Alors, terrible et rugissante, impétueuse et profonde, la bataille verse ses ténèbres, comme les nuées qui roulent sur la vallée, quand les orages envahissent la tranquille lumière du ciel. Cuthullin, dans ses armes, marche devant eux, comme un fantôme irrité devant un nuage, quand les météores l’environnent de feu et qu’il tient dans sa main les vents de la tempête. Carril fait retentir au loin le cor de la bataille : il réveille la voix des chants et verse son âme dans les âmes des braves.

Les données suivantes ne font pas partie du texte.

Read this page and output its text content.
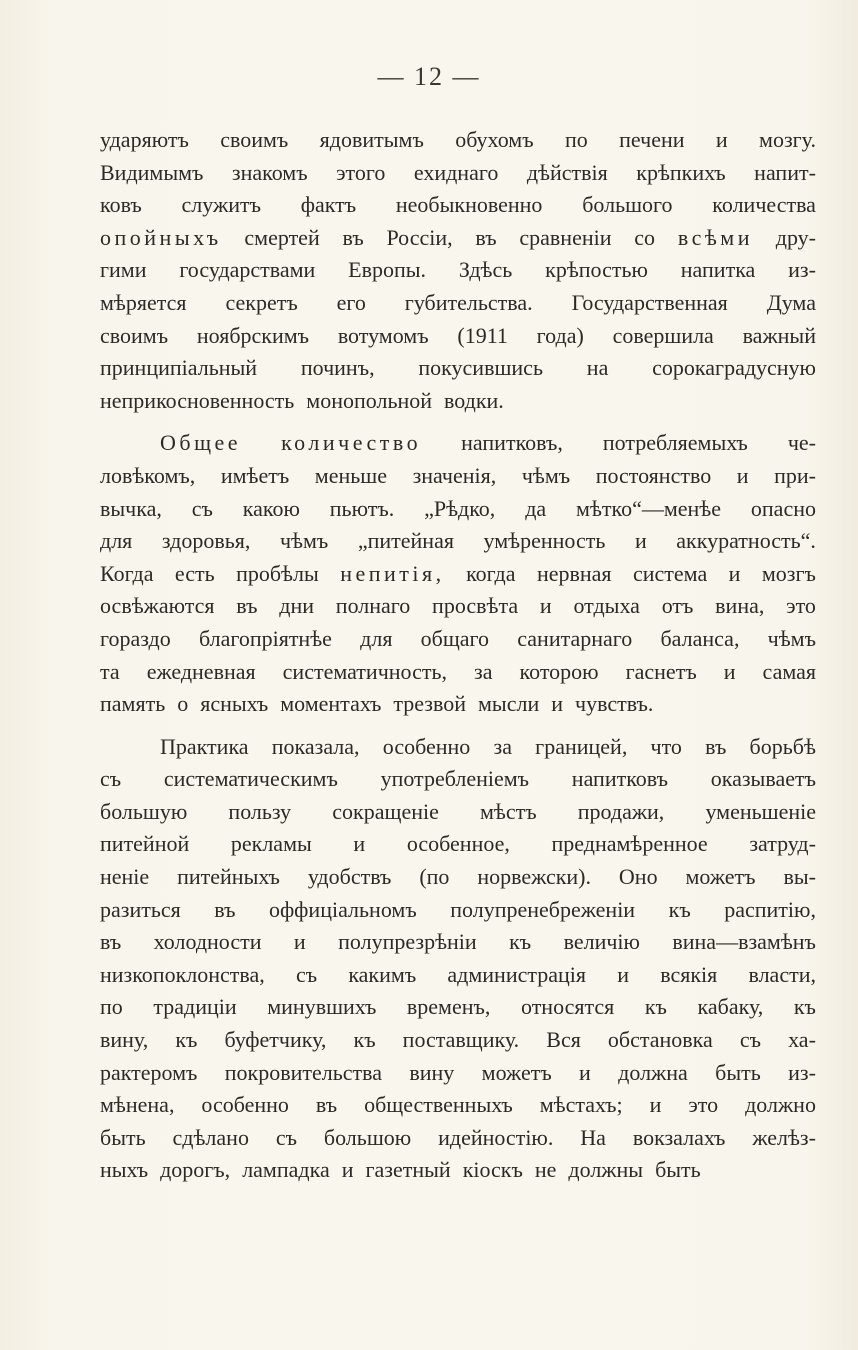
— 12 —
ударяютъ своимъ ядовитымъ обухомъ по печени и мозгу.
Видимымъ знакомъ этого ехиднаго дѣйствія крѣпкихъ напит-
ковъ служитъ фактъ необыкновенно большого количества
опойныхъ смертей въ Россіи, въ сравненіи со всѣми дру-
гими государствами Европы. Здѣсь крѣпостью напитка из-
мѣряется секретъ его губительства. Государственная Дума
своимъ ноябрскимъ вотумомъ (1911 года) совершила важный
принципіальный починъ, покусившись на сорокаградусную
неприкосновенность монопольной водки.
Общее количество напитковъ, потребляемыхъ че-
ловѣкомъ, имѣетъ меньше значенія, чѣмъ постоянство и при-
вычка, съ какою пьютъ. „Рѣдко, да мѣтко“—менѣе опасно
для здоровья, чѣмъ „питейная умѣренность и аккуратность“.
Когда есть пробѣлы непитія, когда нервная система и мозгъ
освѣжаются въ дни полнаго просвѣта и отдыха отъ вина, это
гораздо благопріятнѣе для общаго санитарнаго баланса, чѣмъ
та ежедневная систематичность, за которою гаснетъ и самая
память о ясныхъ моментахъ трезвой мысли и чувствъ.
Практика показала, особенно за границей, что въ борьбѣ
съ систематическимъ употребленіемъ напитковъ оказываетъ
большую пользу сокращеніе мѣстъ продажи, уменьшеніе
питейной рекламы и особенное, преднамѣренное затруд-
неніе питейныхъ удобствъ (по норвежски). Оно можетъ вы-
разиться въ оффиціальномъ полупренебреженіи къ распитію,
въ холодности и полупрезрѣніи къ величію вина—взамѣнъ
низкопоклонства, съ какимъ администрація и всякія власти,
по традиціи минувшихъ временъ, относятся къ кабаку, къ
вину, къ буфетчику, къ поставщику. Вся обстановка съ ха-
рактеромъ покровительства вину можетъ и должна быть из-
мѣнена, особенно въ общественныхъ мѣстахъ; и это должно
быть сдѣлано съ большою идейностію. На вокзалахъ желѣз-
ныхъ дорогъ, лампадка и газетный кіоскъ не должны быть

« Où, disait la bouche mélodieuse, où est Crugal tombé dans la mêlée ? Il gît oublié sur la terre ; la salle[1] des coupes est silencieuse. Triste est l’époux de Grugal. Elle est étrangère dans le palais de sa douleur. Mais quelle est cette beauté qui, comme un rayon de soleil, fuit devant les rangs de l’ennemi ? C’est Dégréna, la belle et gracieuse épouse de Crugal. Sa chevelure derrière elle, flotte sur le vent ; son œil est rouge de pleurs, sa voix perçante. Pâle

  1. Les anciens Scots buvaient dans de grandes coquilles. De là les expressions de : « chef des coquilles, salle des coquilles » ; que nous traduisons par : « chef des coupes, salle des coupes. »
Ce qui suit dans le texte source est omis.